Reception for NAIDOC Week
Minister for Environment and the Great Barrier Reef, Minister for Science and Minister for the Arts, the Honourable Leeanne Enoch MP; Speaker of the Legislative Assembly of Queensland, the Honourable Curtis Pitt MP; ladies and gentlemen.
Kaye and I are delighted to welcome you to Fernberg this evening in recognition of NAIDOC Week, and I respectfully acknowledge the Traditional Custodians of the lands around Brisbane, the Turrbal and Jagera peoples.
We are very pleased to have Minister Enoch with us this evening. I have heard the Minister speak inspirationally about our wonderful Indigenous heritage at two recent events – the Commonwealth Games, and later at the National Trust Heritage Awards.

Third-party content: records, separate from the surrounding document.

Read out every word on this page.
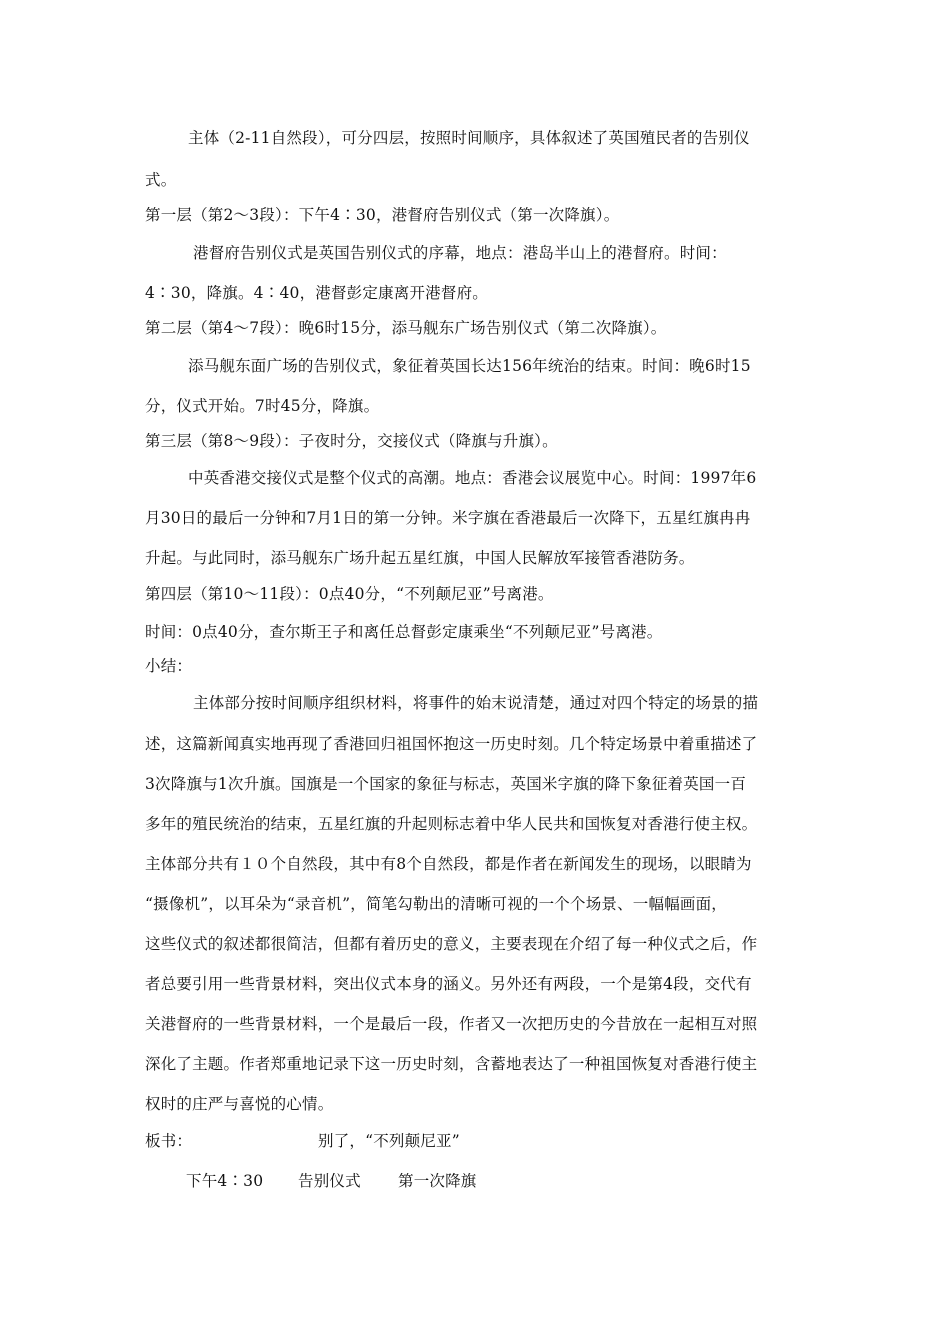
主体（2-11自然段），可分四层，按照时间顺序，具体叙述了英国殖民者的告别仪
式。
第一层（第2～3段）：下午4∶30，港督府告别仪式（第一次降旗）。
港督府告别仪式是英国告别仪式的序幕，地点：港岛半山上的港督府。时间：
4∶30，降旗。4∶40，港督彭定康离开港督府。
第二层（第4～7段）：晚6时15分，添马舰东广场告别仪式（第二次降旗）。
添马舰东面广场的告别仪式，象征着英国长达156年统治的结束。时间：晚6时15
分，仪式开始。7时45分，降旗。
第三层（第8～9段）：子夜时分，交接仪式（降旗与升旗）。
中英香港交接仪式是整个仪式的高潮。地点：香港会议展览中心。时间：1997年6
月30日的最后一分钟和7月1日的第一分钟。米字旗在香港最后一次降下，五星红旗冉冉
升起。与此同时，添马舰东广场升起五星红旗，中国人民解放军接管香港防务。
第四层（第10～11段）：0点40分，“不列颠尼亚”号离港。
时间：0点40分，查尔斯王子和离任总督彭定康乘坐“不列颠尼亚”号离港。
小结：
主体部分按时间顺序组织材料，将事件的始末说清楚，通过对四个特定的场景的描
述，这篇新闻真实地再现了香港回归祖国怀抱这一历史时刻。几个特定场景中着重描述了
3次降旗与1次升旗。国旗是一个国家的象征与标志，英国米字旗的降下象征着英国一百
多年的殖民统治的结束，五星红旗的升起则标志着中华人民共和国恢复对香港行使主权。
主体部分共有１０个自然段，其中有8个自然段，都是作者在新闻发生的现场，以眼睛为
“摄像机”，以耳朵为“录音机”，简笔勾勒出的清晰可视的一个个场景、一幅幅画面，
这些仪式的叙述都很简洁，但都有着历史的意义，主要表现在介绍了每一种仪式之后，作
者总要引用一些背景材料，突出仪式本身的涵义。另外还有两段，一个是第4段，交代有
关港督府的一些背景材料，一个是最后一段，作者又一次把历史的今昔放在一起相互对照
深化了主题。作者郑重地记录下这一历史时刻，含蓄地表达了一种祖国恢复对香港行使主
权时的庄严与喜悦的心情。
板书：	别了，“不列颠尼亚”
下午4∶30	告别仪式	第一次降旗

The Minister not only reminds us of issues of significance, but she inspires us.
NAIDOC Week is a time to celebrate indigenous achievement, and to acknowledge those outstanding individuals who will be recognised at the eagerly anticipated NAIDOC Awards Ceremony, this year held on Gadigal land in Sydney.
The 2018 theme, Because of Her, We Can!, is one that resonates throughout the community, indigenous and non-indigenous alike.
NAIDOC Week has been a fixture on the national calendar since 1975, and it is encouraging to see its reach extend ever further each year.
Part of the great opportunity as Governor is to visit people all around Queensland. That has included, over the past 4 years, many Indigenous communities, and we are to visit more during Regional Government House in August. These have been most enriching experiences for Kaye and me, and, we hope, for those we have been privileged to meet.
Last Saturday I was at the Out of the Box Festival at QPAC and I was reassured by the Indigenous focus, especially for very young people. Nothing is ever gained by over-stating things; but much can be lost by under-statement.
The Aboriginal and Torres Strait original influences – which are not threads, but a seam – not only enrich us all, as we say so often, but go to define us; as with town and remote country.
We are here on this planet for but a short, rather evanescent, moment. But in that context we are simply and constantly amazed to realise this present civilization dates from so long ago. It was, then, a rich civilization, and still is.
And while we remain on our journey towards comparable advantage in our society, we should not, out of some sense of self-deprecation, forget the strides made over recent decades.
Kaye and I are honoured to note our direct association, familially, with Indigenous Queenslanders. In terms of progress, we do now have a District Court Judge in Queensland who is Aboriginal, and Kaye and I are so proud of our Indigenous granddaughter – whose other grandparents and great aunt are here this evening.
Symbolism also matters. My Kalkadoon didgeridoo from Mt Isa now rests in the Drawing Room of Government House, and the Aurukun dogs guard the front doors.
And this evening, beyond symbolism, we have you here. Thank you for joining us, as all of us commit ourselves to living together as mutually supportive Queenslanders – Australians, and as we work towards an even fairer, more just society.